Incident Report for Neto by Maropost

Postmortem

On the 14th May 2024, an unexpected outage occurred in our cluster infrastructure, resulting in an approximate downtime of 1 hour and 30 minutes. The primary cause of the outage happened when the secondary file server attempted to promote itself to primary status during a cluster reconfiguration process. This unexpected event led to synchronisation issues and a loop of attempted promotions, eventually necessitating manual intervention to restore normal operation.

Timeline:

At approximately 06:25 UTC, A secondary file server was intentionally shutdown as part of a planned maintenance activity by our IaaS provider.

Around 06:38 UTC, secondary file server came back online following the planned shutdown.

In this process, the secondary file server was automatically activated as part of our internal recovery strategy. 
Throughout this process, part of the file synchronisation failed unexpectedly causing a timeout to occur due to the volume size.

At approximately 08:18 UTC, manual recovery was completed by our development team to bring all the file servers back online and at this time services returned to normal operation.

Root Cause Analysis:

The outage stemmed from the automatic promotion of the secondary file server and primary server statuses following the restart of the planned shutdown.
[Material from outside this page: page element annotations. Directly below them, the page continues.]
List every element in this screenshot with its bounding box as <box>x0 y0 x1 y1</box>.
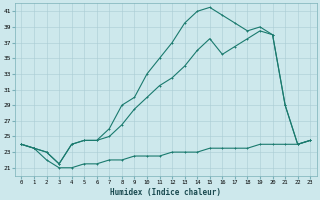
X-axis label: Humidex (Indice chaleur): Humidex (Indice chaleur) <box>110 188 221 197</box>
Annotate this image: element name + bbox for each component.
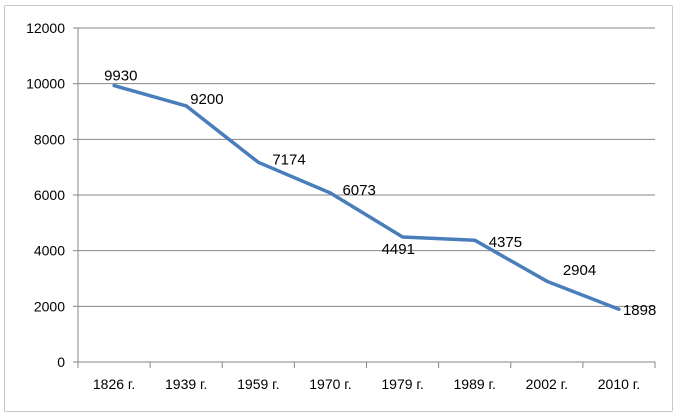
series-group: [112, 83, 621, 311]
x-tick-label: 1939 г.: [165, 376, 207, 392]
y-tick-label: 10000: [26, 76, 65, 92]
y-tick-label: 12000: [26, 20, 65, 36]
data-label: 1898: [623, 302, 656, 319]
x-axis-ticks: 1826 г. 1939 г. 1959 г. 1970 г. 1979 г. 1989 …: [93, 376, 640, 392]
series-line: [112, 83, 621, 311]
y-tick-label: 0: [57, 354, 65, 370]
data-label: 9200: [190, 91, 223, 108]
data-label: 4375: [489, 234, 522, 251]
x-tick-label: 2002 г.: [526, 376, 568, 392]
y-axis-ticks: 0 2000 4000 6000 8000 10000 12000: [26, 20, 65, 370]
y-tick-label: 2000: [34, 298, 65, 314]
x-tick-label: 2010 г.: [598, 376, 640, 392]
data-label: 4491: [382, 241, 415, 258]
x-tick-label: 1959 г.: [237, 376, 279, 392]
data-label: 9930: [104, 68, 137, 85]
x-tick-label: 1826 г.: [93, 376, 135, 392]
data-point: [256, 160, 260, 164]
x-tick-label: 1989 г.: [454, 376, 496, 392]
x-tick-label: 1970 г.: [309, 376, 351, 392]
data-point: [617, 307, 621, 311]
chart-frame: [4, 5, 673, 412]
data-labels: 9930 9200 7174 6073 4491 4375 2904 1898: [104, 68, 656, 320]
data-point: [328, 191, 332, 195]
data-point: [401, 235, 405, 239]
data-label: 7174: [272, 151, 305, 168]
data-point: [473, 238, 477, 242]
axes: [73, 27, 656, 368]
data-point: [112, 84, 116, 88]
data-label: 6073: [342, 182, 375, 199]
data-label: 2904: [563, 262, 596, 279]
x-tick-label: 1979 г.: [381, 376, 423, 392]
y-tick-label: 6000: [34, 187, 65, 203]
data-point: [545, 279, 549, 283]
gridlines: [78, 27, 655, 307]
y-tick-label: 4000: [34, 243, 65, 259]
data-point: [184, 104, 188, 108]
y-tick-label: 8000: [34, 131, 65, 147]
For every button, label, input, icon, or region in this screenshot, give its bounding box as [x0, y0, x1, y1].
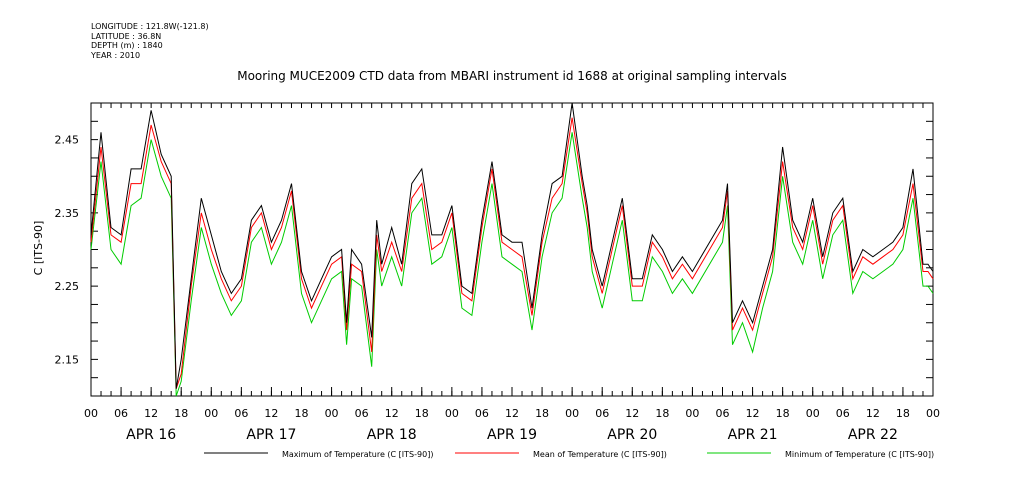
x-tick-label: 18 — [776, 407, 790, 420]
x-tick-label: 18 — [415, 407, 429, 420]
axis-labels: 00 06 12 18 00 06 12 18 00 06 12 18 00 06 12 18 00 06 12 18… — [55, 134, 941, 443]
x-day-label: APR 21 — [728, 427, 778, 443]
metadata-block: LONGITUDE : 121.8W(-121.8) LATITUDE : 36… — [91, 22, 209, 60]
x-tick-label: 12 — [746, 407, 760, 420]
x-tick-label: 18 — [655, 407, 669, 420]
x-day-label: APR 17 — [246, 427, 296, 443]
x-tick-label: 06 — [234, 407, 248, 420]
longitude-text: LONGITUDE : 121.8W(-121.8) — [91, 22, 209, 31]
x-day-label: APR 20 — [607, 427, 657, 443]
x-tick-label: 00 — [325, 407, 339, 420]
x-day-label: APR 19 — [487, 427, 537, 443]
x-tick-label: 12 — [505, 407, 519, 420]
x-tick-label: 06 — [716, 407, 730, 420]
x-tick-label: 06 — [836, 407, 850, 420]
x-tick-label: 00 — [565, 407, 579, 420]
x-tick-label: 00 — [806, 407, 820, 420]
y-axis-label: C [ITS-90] — [32, 221, 45, 276]
y-tick-label: 2.35 — [55, 207, 80, 220]
x-tick-label: 18 — [295, 407, 309, 420]
x-tick-label: 06 — [114, 407, 128, 420]
legend-label-maximum: Maximum of Temperature (C [ITS-90]) — [282, 450, 433, 459]
x-tick-label: 12 — [144, 407, 158, 420]
x-day-label: APR 22 — [848, 427, 898, 443]
legend: Maximum of Temperature (C [ITS-90]) Mean … — [204, 450, 934, 459]
series-lines — [90, 102, 934, 397]
x-day-label: APR 18 — [367, 427, 417, 443]
latitude-text: LATITUDE : 36.8N — [91, 31, 162, 41]
x-tick-label: 06 — [475, 407, 489, 420]
y-tick-label: 2.15 — [55, 353, 80, 366]
x-tick-label: 06 — [355, 407, 369, 420]
series-line-minimum — [90, 132, 934, 397]
series-line-maximum — [90, 102, 934, 389]
x-tick-label: 00 — [926, 407, 940, 420]
y-tick-label: 2.25 — [55, 280, 80, 293]
x-tick-label: 18 — [896, 407, 910, 420]
x-tick-label: 12 — [385, 407, 399, 420]
chart-title: Mooring MUCE2009 CTD data from MBARI ins… — [237, 69, 787, 83]
y-tick-label: 2.45 — [55, 134, 80, 147]
x-tick-label: 00 — [84, 407, 98, 420]
x-tick-label: 12 — [866, 407, 880, 420]
legend-label-mean: Mean of Temperature (C [ITS-90]) — [533, 450, 667, 459]
x-day-label: APR 16 — [126, 427, 176, 443]
series-line-mean — [90, 117, 934, 389]
x-tick-label: 00 — [445, 407, 459, 420]
x-tick-label: 00 — [204, 407, 218, 420]
depth-text: DEPTH (m) : 1840 — [91, 41, 163, 50]
x-tick-label: 06 — [595, 407, 609, 420]
year-text: YEAR : 2010 — [91, 50, 141, 60]
x-tick-label: 18 — [174, 407, 188, 420]
x-tick-label: 00 — [685, 407, 699, 420]
x-tick-label: 12 — [625, 407, 639, 420]
axis-ticks — [90, 103, 934, 396]
legend-label-minimum: Minimum of Temperature (C [ITS-90]) — [785, 450, 934, 459]
x-tick-label: 18 — [535, 407, 549, 420]
x-tick-label: 12 — [264, 407, 278, 420]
This unexpected change in configuration led to synchronisation issues and a loop of failed promotions, prolonging the downtime.

Mitigation Steps:

To prevent similar incidents in the future, we will implement the following measures:

  • Implement stricter control mechanisms to prevent automatic promotions without manual verification.
  • Enhance monitoring systems to promptly detect and alert when cluster configurations deviate from the expected state.
  • Conduct thorough testing and simulation exercises to validate the failover and synchronisation processes under various scenarios.

Conclusion:

The outage was an unfortunate consequence of an unexpected cluster reconfiguration event. Through proactive measures and enhanced monitoring, we aim to minimise the risk of similar incidents in the future, ensuring the stability and reliability of our infrastructure.
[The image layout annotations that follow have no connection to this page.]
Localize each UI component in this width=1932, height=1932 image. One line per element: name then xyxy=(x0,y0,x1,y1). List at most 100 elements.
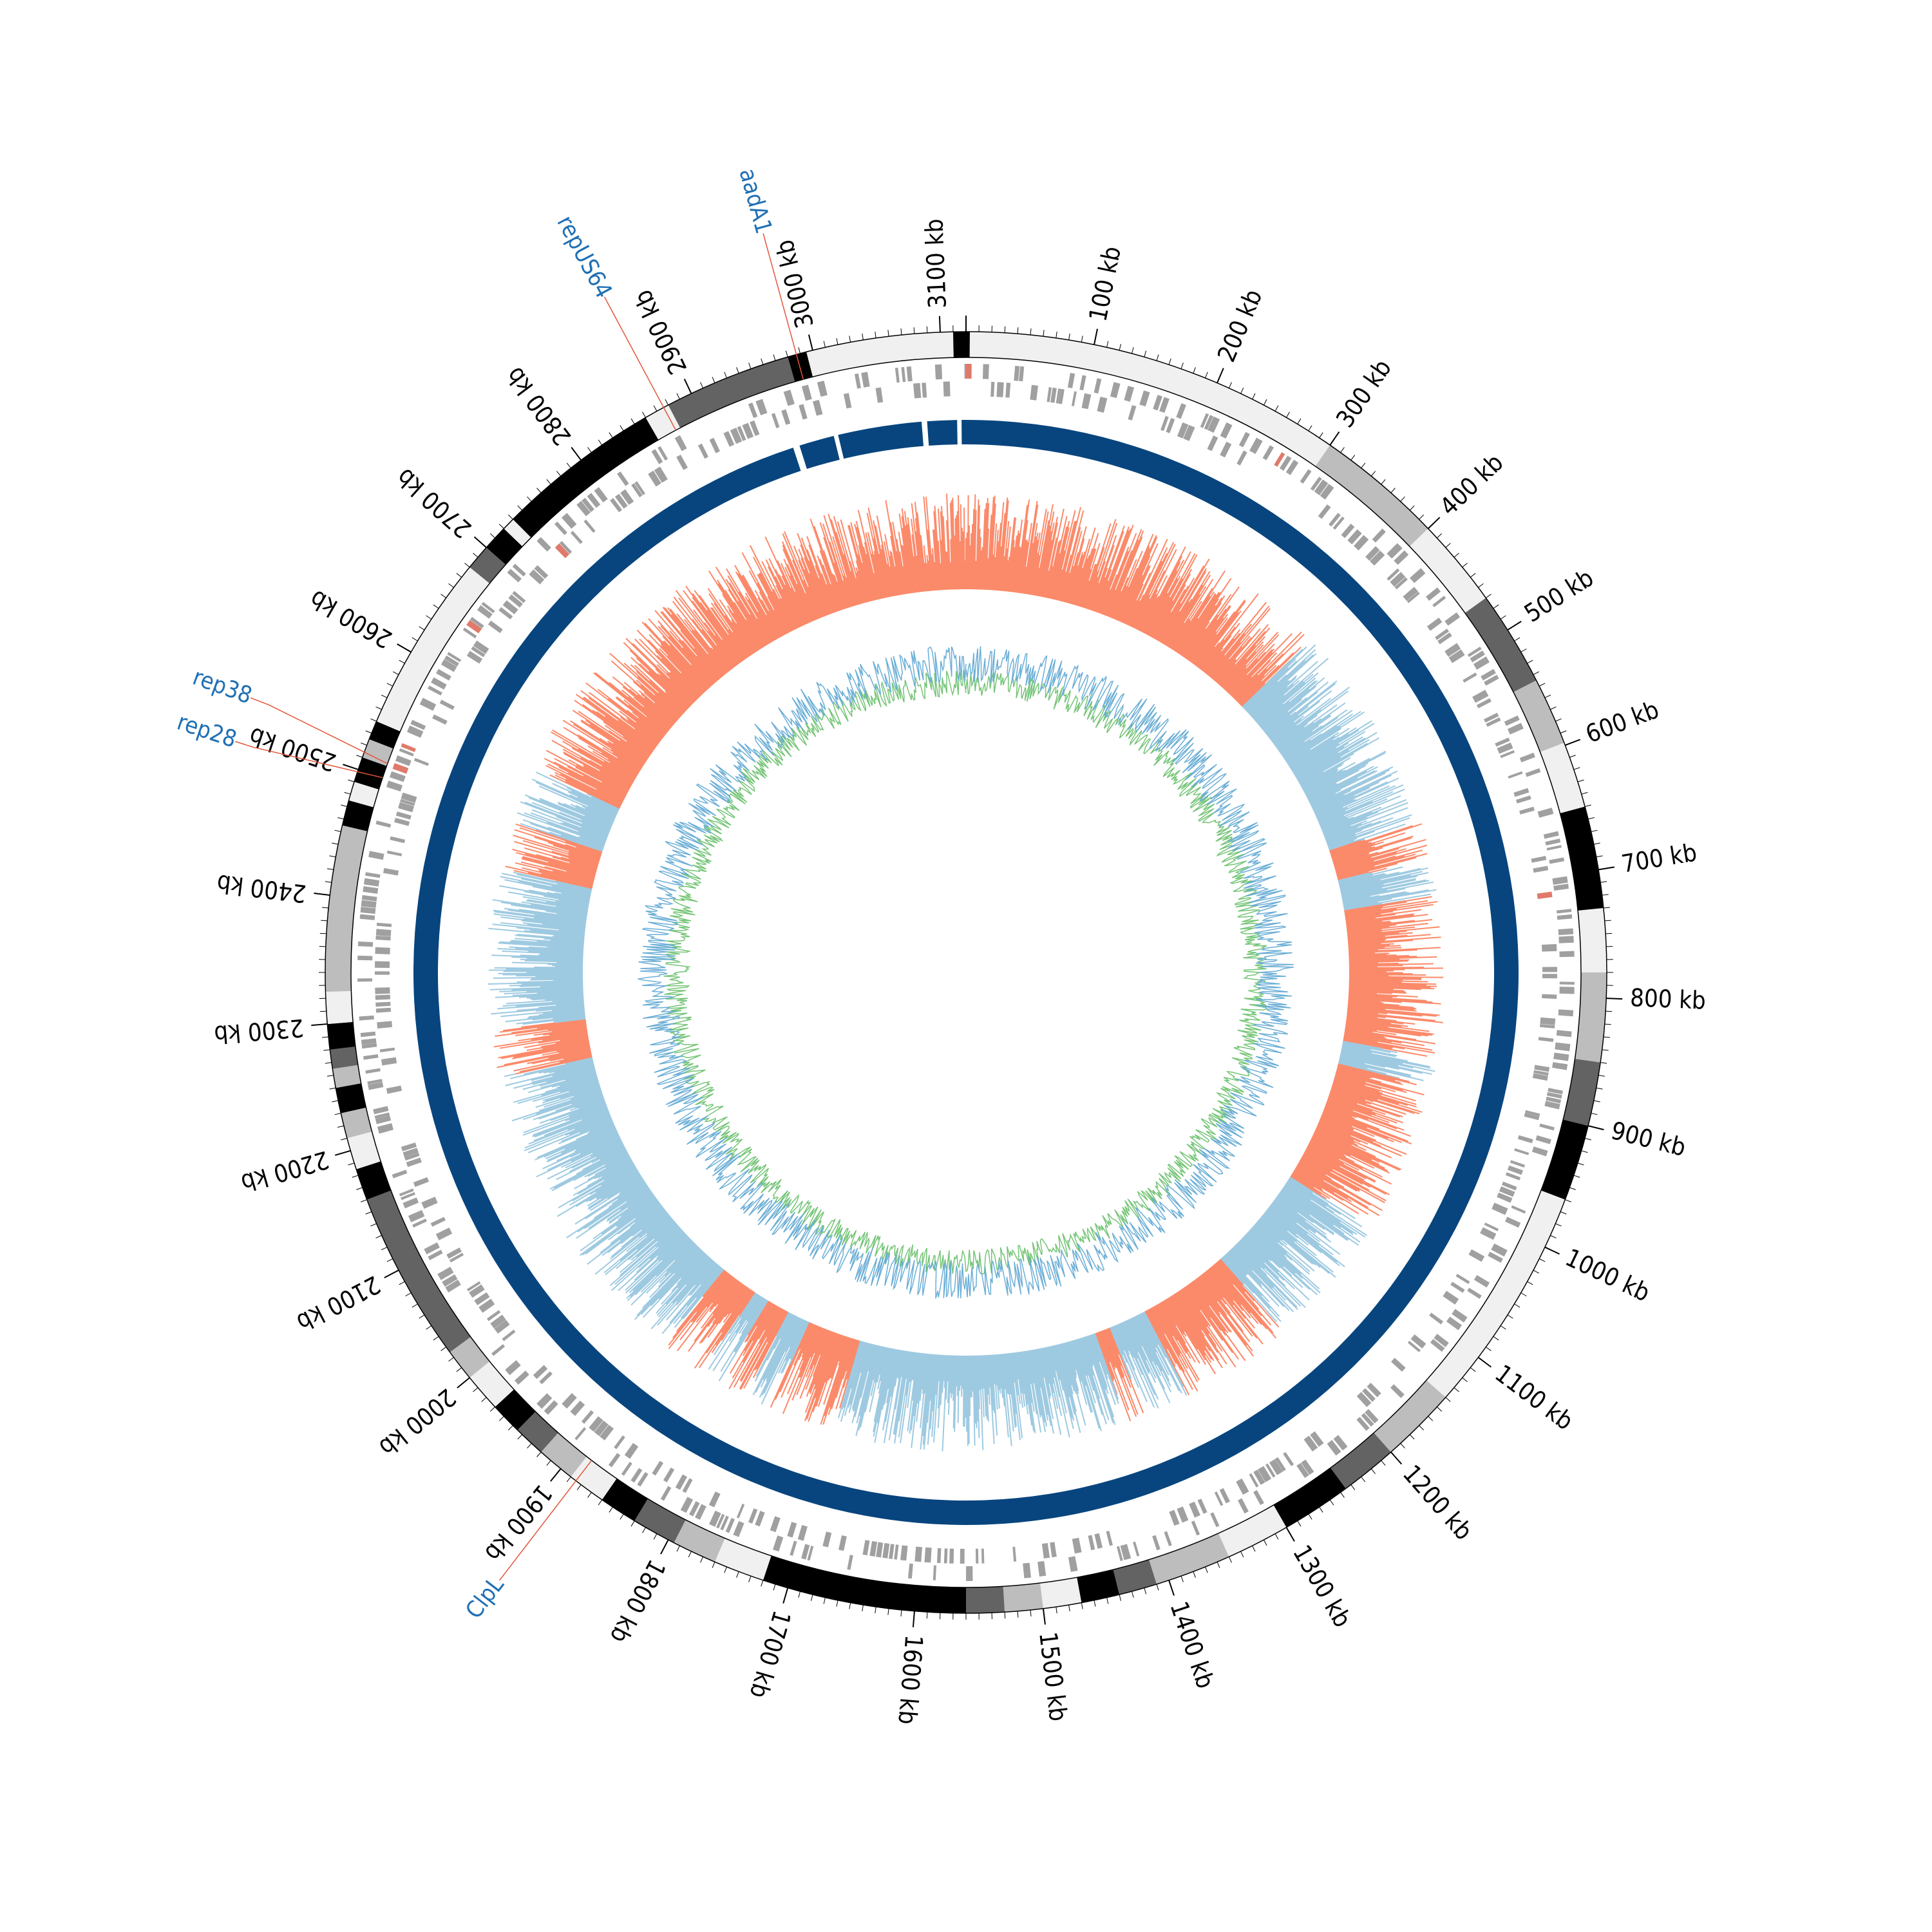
gc-skew-bar xyxy=(556,913,587,919)
tick-label: 3100 kb xyxy=(920,218,952,309)
cds-feature xyxy=(755,1511,765,1527)
cds-feature xyxy=(508,594,523,608)
gc-skew-bar xyxy=(1185,1285,1233,1354)
gc-skew-bar xyxy=(632,1236,690,1291)
gc-skew-bar xyxy=(630,1242,695,1306)
cds-feature xyxy=(412,1218,427,1228)
cds-feature xyxy=(1549,857,1565,864)
gc-skew-bar xyxy=(526,1038,589,1052)
gc-skew-bar xyxy=(1204,1271,1264,1345)
gc-skew-bar xyxy=(900,1352,914,1443)
gc-skew-bar xyxy=(1242,1237,1279,1273)
cds-feature xyxy=(1484,674,1499,686)
gc-skew-bar xyxy=(1194,1279,1220,1312)
gc-skew-bar xyxy=(608,730,649,759)
minor-tick xyxy=(1274,405,1279,412)
gc-skew-bar xyxy=(1244,1235,1272,1262)
gc-skew-bar xyxy=(1270,1204,1320,1243)
gc-skew-bar xyxy=(545,1127,616,1160)
gc-skew-bar xyxy=(636,629,701,697)
gc-skew-bar xyxy=(1287,1180,1341,1215)
gc-skew-bar xyxy=(980,1355,985,1417)
gc-skew-bar xyxy=(1074,1340,1087,1376)
gc-skew-bar xyxy=(1311,1137,1351,1157)
cds-feature xyxy=(1176,403,1186,419)
gc-skew-bar xyxy=(757,612,775,641)
gc-skew-bar xyxy=(605,1218,673,1276)
gc-skew-bar xyxy=(603,721,652,755)
minor-tick xyxy=(332,842,339,845)
gc-skew-bar xyxy=(1126,1320,1147,1361)
gc-skew-bar xyxy=(1347,1010,1379,1015)
gc-skew-bar xyxy=(942,516,948,590)
gc-skew-bar xyxy=(1020,522,1032,594)
gc-skew-bar xyxy=(1274,1198,1328,1238)
gc-skew-bar xyxy=(1177,594,1217,654)
gc-skew-bar xyxy=(656,1255,709,1314)
cds-feature xyxy=(402,1148,419,1157)
gc-skew-bar xyxy=(935,1354,940,1396)
cds-feature xyxy=(787,1522,797,1538)
gc-skew-bar xyxy=(513,1077,598,1103)
gc-skew-bar xyxy=(992,1354,998,1410)
gc-skew-bar xyxy=(1050,521,1070,600)
gc-skew-bar xyxy=(1072,1340,1100,1429)
minor-tick xyxy=(386,1258,393,1262)
gc-skew-bar xyxy=(925,563,931,591)
cds-feature xyxy=(1327,1440,1341,1456)
gc-skew-bar xyxy=(757,597,781,638)
gc-skew-bar xyxy=(1294,746,1345,777)
gc-skew-bar xyxy=(1181,1288,1236,1368)
gc-skew-bar xyxy=(542,1083,600,1101)
gc-skew-bar xyxy=(757,574,789,634)
minor-tick xyxy=(598,439,603,446)
gc-skew-bar xyxy=(1162,571,1207,644)
gc-skew-bar xyxy=(940,540,945,591)
minor-tick xyxy=(1569,1187,1576,1190)
gc-skew-bar xyxy=(568,852,600,863)
gc-skew-bar xyxy=(910,1352,922,1430)
gene-label-clpl: ClpL xyxy=(460,1572,509,1624)
cds-feature xyxy=(357,941,374,947)
gc-skew-bar xyxy=(581,819,611,832)
cds-feature xyxy=(406,725,424,738)
gc-skew-bar xyxy=(880,549,892,597)
gc-skew-bar xyxy=(940,1354,945,1405)
gc-skew-bar xyxy=(569,862,597,871)
contig-block xyxy=(762,1555,966,1613)
gc-skew-bar xyxy=(1347,1005,1386,1010)
cds-feature xyxy=(723,431,735,447)
cds-feature xyxy=(419,697,437,711)
gc-skew-bar xyxy=(583,775,626,799)
gc-skew-bar xyxy=(855,567,867,603)
cds-feature xyxy=(1525,768,1541,777)
gc-skew-bar xyxy=(608,742,644,766)
gc-skew-bar xyxy=(951,500,955,590)
gc-skew-bar xyxy=(1115,1325,1135,1370)
gc-skew-bar xyxy=(1083,1336,1094,1365)
gc-skew-bar xyxy=(524,1036,589,1048)
minor-tick xyxy=(1370,1468,1376,1474)
gc-skew-bar xyxy=(1093,526,1125,612)
blast-alignment-ring xyxy=(413,420,1519,1525)
gc-skew-bar xyxy=(563,751,630,790)
major-tick xyxy=(1285,1527,1295,1542)
gc-skew-bar xyxy=(814,1332,835,1385)
gc-skew-bar xyxy=(1078,569,1092,607)
gc-skew-bar xyxy=(937,1354,943,1409)
minor-tick xyxy=(498,1416,504,1421)
gc-skew-bar xyxy=(1346,920,1383,927)
cds-feature xyxy=(1534,1065,1550,1072)
gc-skew-bar xyxy=(1348,999,1384,1004)
gc-skew-bar xyxy=(1323,802,1408,836)
contig-block xyxy=(325,990,354,1025)
gc-skew-bar xyxy=(1273,687,1350,744)
gc-skew-bar xyxy=(657,1260,715,1326)
gc-skew-bar xyxy=(842,580,853,607)
gc-skew-bar xyxy=(1349,960,1408,963)
gc-skew-bar xyxy=(542,1133,619,1170)
gc-skew-bar xyxy=(1338,871,1369,880)
gc-skew-bar xyxy=(538,1034,589,1044)
gc-skew-bar xyxy=(1259,701,1290,727)
gc-skew-bar xyxy=(800,557,826,617)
Posted May 15, 2024 - 18:22 AEST

Resolved

The issue has been resolved and services are operating as normal.
Posted May 14, 2024 - 20:07 AEST

Update

Services have returned to normal. We will continue to monitor the situation.
Posted May 14, 2024 - 19:01 AEST

Monitoring

We are receiving reports of services returning back to normal. We are continuing to monitor the situation.
Posted May 14, 2024 - 18:25 AEST

Update

Our Development Team is actively working to resolve the issue as soon as possible.
Posted May 14, 2024 - 18:15 AEST

Identified

We have identified the issue, our Development Team is working to resolve the issue as soon as possible.
Posted May 14, 2024 - 17:36 AEST

Investigating

We are receiving reports of sites showing "We will be back shortly". Our Development Team are investigating now
Posted May 14, 2024 - 17:09 AEST
This incident affected: Merchant Store Fronts, Control Panel, Point Of Sale Registers, and Batch Processing.